I haven't seen the film Cast Away, but apparently reading material can be a problem when you're stranded on a desert island. If I were forced to choose just one art book to take with me to this unlikely hypothetical destination, it would be Janson's History of Art. My timing would be good, too, because Abrams has just released the new expanded Sixth Edition, now extensively revised and updated. Not that the text is all that scintillating, as every art student will attest, but we're talking sheer mass -- 1,000 pages with over 1,300 illustrations. That's a lot of art history to mull over with your volleyball buddy.

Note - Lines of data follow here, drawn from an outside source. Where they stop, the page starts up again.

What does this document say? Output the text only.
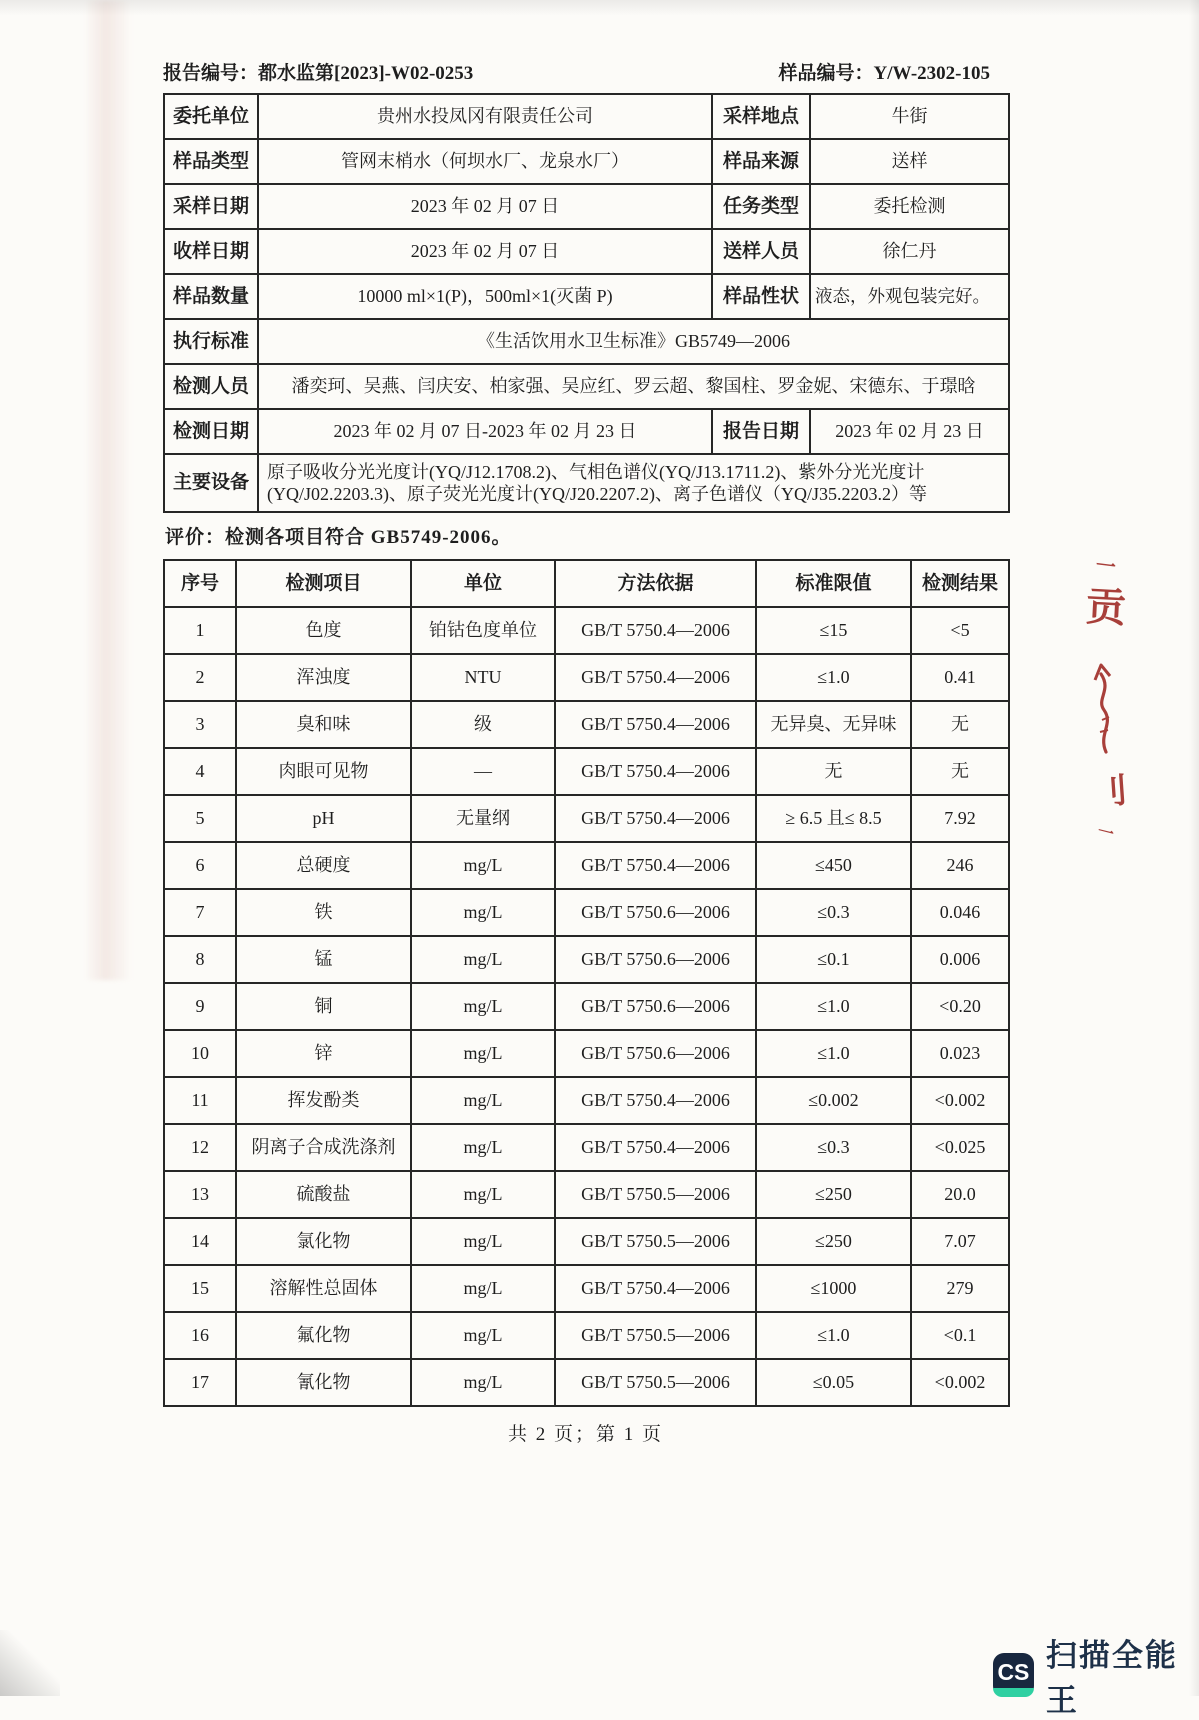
报告编号：都水监第[2023]-W02-0253	样品编号：Y/W-2302-105
委托单位	贵州水投凤冈有限责任公司	采样地点	牛街
样品类型	管网末梢水（何坝水厂、龙泉水厂）	样品来源	送样
采样日期	2023 年 02 月 07 日	任务类型	委托检测
收样日期	2023 年 02 月 07 日	送样人员	徐仁丹
样品数量	10000 ml×1(P)，500ml×1(灭菌 P)	样品性状	液态，外观包装完好。
执行标准	《生活饮用水卫生标准》GB5749—2006		
检测人员	潘奕珂、吴燕、闫庆安、柏家强、吴应红、罗云超、黎国柱、罗金妮、宋德东、于璟晗		
检测日期	2023 年 02 月 07 日-2023 年 02 月 23 日	报告日期	2023 年 02 月 23 日
主要设备	原子吸收分光光度计(YQ/J12.1708.2)、气相色谱仪(YQ/J13.1711.2)、紫外分光光度计(YQ/J02.2203.3)、原子荧光光度计(YQ/J20.2207.2)、离子色谱仪（YQ/J35.2203.2）等		
评价：检测各项目符合 GB5749-2006。
序号	检测项目	单位	方法依据	标准限值	检测结果
1	色度	铂钴色度单位	GB/T 5750.4—2006	≤15	<5
2	浑浊度	NTU	GB/T 5750.4—2006	≤1.0	0.41
3	臭和味	级	GB/T 5750.4—2006	无异臭、无异味	无
4	肉眼可见物	—	GB/T 5750.4—2006	无	无
5	pH	无量纲	GB/T 5750.4—2006	≥ 6.5 且≤ 8.5	7.92
6	总硬度	mg/L	GB/T 5750.4—2006	≤450	246
7	铁	mg/L	GB/T 5750.6—2006	≤0.3	0.046
8	锰	mg/L	GB/T 5750.6—2006	≤0.1	0.006
9	铜	mg/L	GB/T 5750.6—2006	≤1.0	<0.20
10	锌	mg/L	GB/T 5750.6—2006	≤1.0	0.023
11	挥发酚类	mg/L	GB/T 5750.4—2006	≤0.002	<0.002
12	阴离子合成洗涤剂	mg/L	GB/T 5750.4—2006	≤0.3	<0.025
13	硫酸盐	mg/L	GB/T 5750.5—2006	≤250	20.0
14	氯化物	mg/L	GB/T 5750.5—2006	≤250	7.07
15	溶解性总固体	mg/L	GB/T 5750.4—2006	≤1000	279
16	氟化物	mg/L	GB/T 5750.5—2006	≤1.0	<0.1
17	氰化物	mg/L	GB/T 5750.5—2006	≤0.05	<0.002
共 2 页；第 1 页
一
贡
刂
一
CS 扫描全能王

Another new release that shows better potential for light seaside reading is The Third Hand: Collaboration in Art from Conceptualism to Postmodernism by Charles Green. Looking at such lifetime collaborations as Christo and Jeanne-Claude, Gilbert & George, and Marina Abramovic & Ulay, the author explores how the idea of individual authorship has changed since the 1960s. Not only has the idea of the "lone artist" become entirely optional, Green suggests, but collaboration per se is now just another step in a continuum toward a complete rethinking of authorial models. Perhaps the Starn Twins should collaborate with the Wilson Sisters?
From kitchen to bathroom
New Yorkers with long memories know that for a brief time in the early 1970s Gordon Matta-Clark ran a restaurant in Soho. Gordon Matta-Clark: Food revisits this prescient conceptual project, which simultaneously provided an environment for artists to meet and exchange ideas, and raised questions about the division between art and life -- all this back when Rirkrit Tiravanija's mom was probably still cooking his meals. The book catalogues the performances, films and sculptures that were presented on site, and is designed in a staple-bound format reminiscent of a menu, with the funky, manual-typewriter look of a publication from the period.
Focusing on the other end of the digestive process, there is the stunning catalogue for Belgian bad boy Wim Delvoye's latest project. After Piero Manzoni, who would think that more could be said by making art out of shit? Wim Delvoye: Cloaca documents Delvoye's combination of engineering and Dada in which the human digestive system was artificially recreated in the gallery. Described by the artist as "a shit machine" [see "The Human Masterpiece" by Els Fiers], the high-tech device is fed twice daily by an outside caterer. Later, the output is collected and sold as a multiple. Word is the New Museum is will host the fragrant installation sometime next year.
Having just seen her works in person at the Drawing Center's newly opened exhibition, I'm still not any better able to say why I find Rosemarie Trockel's quirky drawings so appealing. I feel the same way about Polke and Kippenberger's drawings, so maybe it's a German thing. Luckily there is a catalogue of the exhibition, Rosemarie Trockel: Drawings, that I can keep around for extended contemplation. It's a handsome little book published by the Centre Pompidou, and it's not too expensive, depending on where you buy it. Did I mention that it was available at the artnet.com bookstore?